Dr. Nigrovic describes what is perhaps the most notable difference. “It’s surprising that in MIS-C, otherwise healthy children experience a hyperinflammatory syndrome sometimes called a cytokine storm,” he says. Cytokines are chemicals that communicate with the immune system. A cytokine storm occurs when those chemicals flood the system, leading to a general immune overactivation. In KD, only some children experience a cytokine storm – a serious, potentially fatal medical state that can lead to shock – but it’s more common in MIS-C.

He adds that children with MIS-C often – but not always – test positive for COVID-19 antibodies, indicating previous infection, sometimes four to six weeks prior.

Dr. Lapidus, an assistant professor of pediatrics at Hackensack Meridian School of Medicine at Seton Hall University in New Jersey, says that may explain the sudden and dramatic increase in cases of MIS-C right now. COVID-19 was spreading rapidly in Italy, the U.S. and the U.K. about that long ago.

Dr.
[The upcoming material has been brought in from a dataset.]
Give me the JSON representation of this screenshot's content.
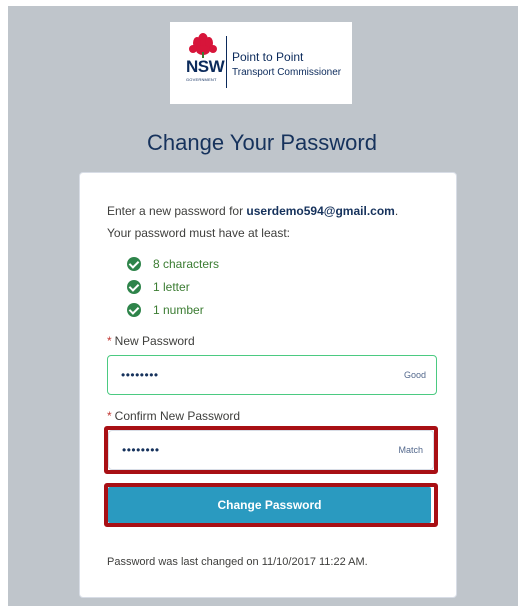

Nigrovic adds that a nasal swab test does not always show that children with MIS-C are positive for the COVID-19 virus. In fact, many test positive only for COVID-19 antibodies, indicating an infection in the recent past. As a result, one theory is that MIS-C is not triggered by the virus itself but by the body’s reaction to the virus.

A successful recovery from MIS-C begins with early recognition. All parents, regardless of their child’s KD or COVID-19 history, should be vigilant for signs of MIS-C, such as a high fever for more than a few days, poor eating or drinking, reduced urine output, difficulty breathing, fatigue and/or general appearance of illness. Parents should immediately seek emergency evaluation. Specialists in the evaluation of sick children are now on high alert for MIS-C as a cause.  

Doctors are working quickly to sort out the similarities and differences between MIS-C and KD to find effective treatment. Doctors world-wide are recording cases of COVID-19 and MIS-C in registries, both local and global. Dr. Nigrovic is working with international colleagues to share and discuss cases in search of insights. The Arthritis Foundation is the major sponsor of the Childhood Arthritis Research and Rheumatology Alliance (CARRA), which has initiated its own registry to understand the impact off COVID-19 in children with juvenile arthritis and other rheumatic diseases.